Having lived in Brooklyn in the 1920s and then California from the '30s on, of course she cooked with French's yellow mustard. As we do now, she used ingredients that were in favor and were readily available. She employed the tang and bite of French's yellow mustard the way that we're incorporating tahini into damn near everything. I have since acquired a box of her recipes, which feature many American relics of the time: crisco, margarine, "1 jar of cocktail sauce," so much sherry. Frankly, it is equally nostalgic and annoying.
Her recipes are not filled with the Sicilian secrets I'd hoped to excavate. Instead, they reflect who and where she was, and who she cooked for: for friends (variations on cheese sticks, all with a brick of cream cheese), for celebrations (Betty Crocker-style upside down cakes galore), for family (sweet notes on her recipe cards about who liked something best), and with the ingredients of the time.
I can recognize genius where I find it, though, autentico or otherwise. And her use of yellow mustard is genius. A small teaspoon goes a long way and the flavor is undeniably better, brighter, punched up with it. So now I use the un-special yellow mustard in every iteration: with mirepoix, with mushrooms, pork or beef, with a smidge of anchovy paste, with broth in place of canned tomatoes. But always, always with mustard. Just like nonna.

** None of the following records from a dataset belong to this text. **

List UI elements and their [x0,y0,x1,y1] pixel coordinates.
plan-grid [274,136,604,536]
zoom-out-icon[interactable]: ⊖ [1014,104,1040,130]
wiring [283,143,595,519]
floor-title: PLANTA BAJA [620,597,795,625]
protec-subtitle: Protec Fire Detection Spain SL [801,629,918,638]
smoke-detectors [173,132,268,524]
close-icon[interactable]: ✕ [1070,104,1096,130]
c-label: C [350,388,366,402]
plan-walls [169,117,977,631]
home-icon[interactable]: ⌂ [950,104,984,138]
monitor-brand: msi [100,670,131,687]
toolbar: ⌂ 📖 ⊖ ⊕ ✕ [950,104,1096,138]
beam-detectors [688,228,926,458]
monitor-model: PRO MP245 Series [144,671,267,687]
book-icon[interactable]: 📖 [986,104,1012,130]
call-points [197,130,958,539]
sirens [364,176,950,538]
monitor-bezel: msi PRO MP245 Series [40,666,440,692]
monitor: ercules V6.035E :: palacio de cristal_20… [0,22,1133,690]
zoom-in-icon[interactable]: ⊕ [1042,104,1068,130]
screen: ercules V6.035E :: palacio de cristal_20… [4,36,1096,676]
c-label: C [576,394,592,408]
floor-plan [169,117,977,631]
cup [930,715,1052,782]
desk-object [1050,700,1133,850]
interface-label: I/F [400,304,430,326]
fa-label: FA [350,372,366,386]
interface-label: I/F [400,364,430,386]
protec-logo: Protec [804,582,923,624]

Trust me on this. Chop and dice and simmer your ragú to the sounds of opera's most classic arias and transport yourself to another place, another era.
It really does the trick, I promise.
Grandma Felicia, Grandpa Severiano circa 1942-ish
Five Ways: Bolognese Ragú
With a Mirepoix (and Leafy Greens)
There are "classic" ragú recipes with mirepoix (diced celery, carrot, and onion) and without, both claiming authenticity. I say it boils down to personal preference and what's on hand. Always use onions, they build flavor from the start, but the celery and carrot can be optional. Likewise with garlic. And if we're building on preference, add some leafy greens. Toss in fresh spinach or kale just before serving, mixing it up to let the greens wilt in the warm sauce, but not become too soggy. It's lovely.
In an effort to eat less red meat, I'll put raw mushrooms into a blender or food processor with a heaping handful of cashews and blitz until they kinda/sorta "resemble" ground meat. Then I pop that mixture into the pan and press on with the rest of the recipe. The rich, nutty, umami, earthy flavor is beyond. (The linked recipe is completely vegan. I use it solely for the mushroom mixture process and then return to this recipe.)
Another version made in an effort to lighten up the dish: ground turkey in place of beef or pork. I've made this many times and my favorite goes like this: ground turkey, white wine in place of red, and chicken or vegetable stock in place of the canned tomatoes. (Still use the mustard, of course.) It's a gorgeously light and still-comforting meal all it's own.
A "true" Bolognese ragú uses whole milk or cream toward the end of cooking. I prefer to dollop some really good ricotta on top just before serving or I'll really go for it with creamy burrata. Like the mirepoix, this comes down to personal preference, but I find that the addition of cream takes an already rich and indulgent dish too far for me. (Burrata, somehow, doesn't. Don't @ me.)
With Pancetta, Anchovy Paste, or Some Heat
Beyond the use of yellow mustard, I'll employ another flavor enhancer in the form of either: salty pancetta, rich anchovy paste, or a heavy pinch of red pepper flakes or Aleppo pepper. Whichever you choose, add it into the pan at the beginning, along with the onion, before the meat.
And the preferences continue: choose spaghetti, penne, orecchiette. Add halved cherry tomatoes. Do lentils in place of the meat. There are endless ways to modernize or play with Bolognese sauce. If a nonna in Bologna furrows her brow, maybe send her a jar of mustard.